True experience sharing: through. htaccess file shielding Bad spiders

Source: Internet
Author: User

Intermediary transaction SEO diagnosis Taobao guest Cloud host technology Hall

A week ago, the author shared an article, "SEO Diagnosis: Find the Web site through log log knot", and finally attached two suggestions for improvement. Because the objective condition is limited, finally uses the method which the robots shield. First look at the spider changes after a week, the three major spiders total crawl volume sharply reduced, proving that the document began to enter into force. From the number of visits, total stay time and total crawl volume, there is progress but the road is still far.

  

However, starting from 11th, the site log log began to appear numerous Chinese non-mainstream spiders visit, including many well-known Russian search engine spider Yandexbot, there are unknown "flying objects" Ahrefsbot & Ezooms.bot. In accordance with the stereotypes of the shielding spider method, instinctively will all above spiders (Chinese website seo, the above spider is a garbage spider) through Robots.txt file disallow off. I thought this would be done, but this morning opened the log log of the last 3 days a look, garbage spiders crawl more frequent, ferocious, especially to Ezooms.bot.

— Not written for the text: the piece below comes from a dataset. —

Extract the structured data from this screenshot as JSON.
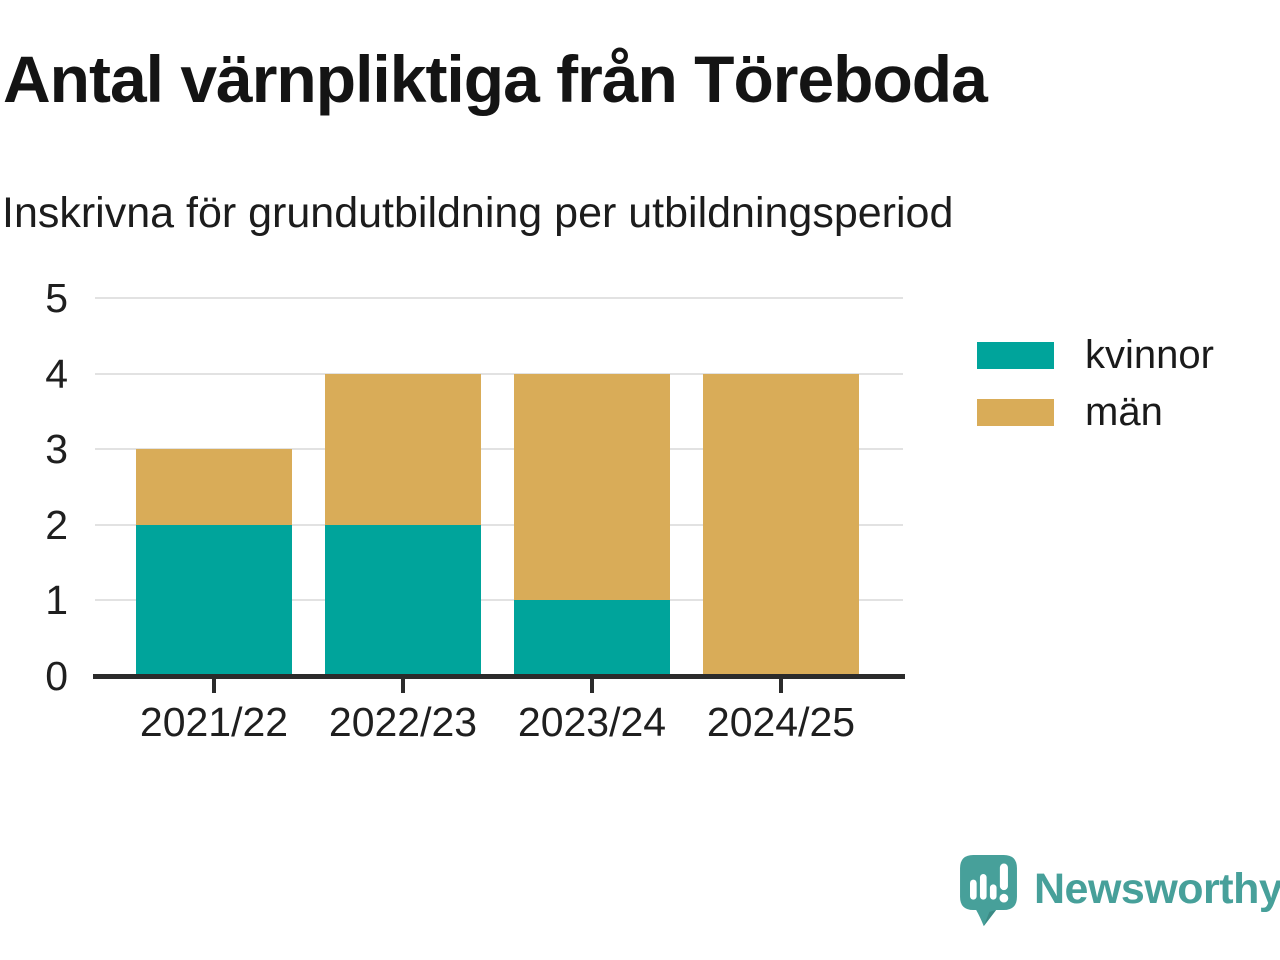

Generally speaking, the search engine treats the Robots.txt file to have the effective period, about 2-7 days. But the rapid development of Ezooms.bot, I have to suspect that he is a robots protocol violators.

What to share today is how to pass the. htaccess file to screen bad spiders.

The following is the 14th Web site log, imported to Excel for screening analysis, found in all the day access logs (including real users and spiders), unexpectedly there are up to 342 access records. and especially Ahrefsbot & Ezooms.bot mostly.

(Note: This example input "bot" for screening; foreign spiders generally called bot, domestic generally called spider)

  

What is Ezooms.bot? So through Baidu to search related records, but is not ideal, Baidu has no relevant records. No way, can only turn to Google, full length is English, head big, bite teeth slowly chew it.

Read seven or eight of foreign blog articles about Ezooms.bot, the Bot also does not have a clear statement, some think is SEOmoz Bot, and some think it is a collection of articles, but the evaluation of it is very bad, is portrayed as such as vampires, leeches and so on. To intercept a foreign comment:

  

From the understanding of knowledge, Ezooms.bot crawling site without any help, so determined to shield it. Because Ezooms.bot does not comply with the Robots.txt protocol, it also reminds me of the method of shielding IP segment by htaccess file. Foreign bloggers have also mentioned this method many times,

  

The IP segment on the graph is basically consistent with the Ezooms.bot crawl IP segment of the website record, should be a method. But shielding the entire IP segment, may cause a certain amount of manslaughter (after all, can not confirm that all IP is Ezooms.bot). Is there a more secure way to go about it? or flip through the data and finally find a way to solve it by htaccess. The rules are as follows:

Rewriteengine on

Rewritecond%{http_user_agent} ^ezooms

Rewritecond%{http_user_agent} ^ezooms/1.0

Rewriterule ^ (. *) $ http://getlostbadbot/

Why write, online more about Apache Rewritecond rule parameters introduced, I am also a rookie is learning.

The above is the author of personal about how to screen bad spiders real experience, I hope to help. SEO is in constant learning progress. This article by the Weight Loss products List Www.shou68.net original feeds, welcome everyone reprint, reprint please keep this link, thank you for your cooperation!

Related Article

Contact Us

The content source of this page is from Internet, which doesn't represent Alibaba Cloud's opinion; products and services mentioned on that page don't have any relationship with Alibaba Cloud. If the content of the page makes you feel confusing, please write us an email, we will handle the problem within 5 days after receiving your email.

If you find any instances of plagiarism from the community, please send an email to: info-contact@alibabacloud.com and provide relevant evidence. A staff member will contact you within 5 working days.

A Free Trial That Lets You Build Big!

Start building with 50+ products and up to 12 months usage for Elastic Compute Service

  • Sales Support

    1 on 1 presale consultation

  • After-Sales Support

    24/7 Technical Support 6 Free Tickets per Quarter Faster Response

  • Alibaba Cloud offers highly flexible support services tailored to meet your exact needs.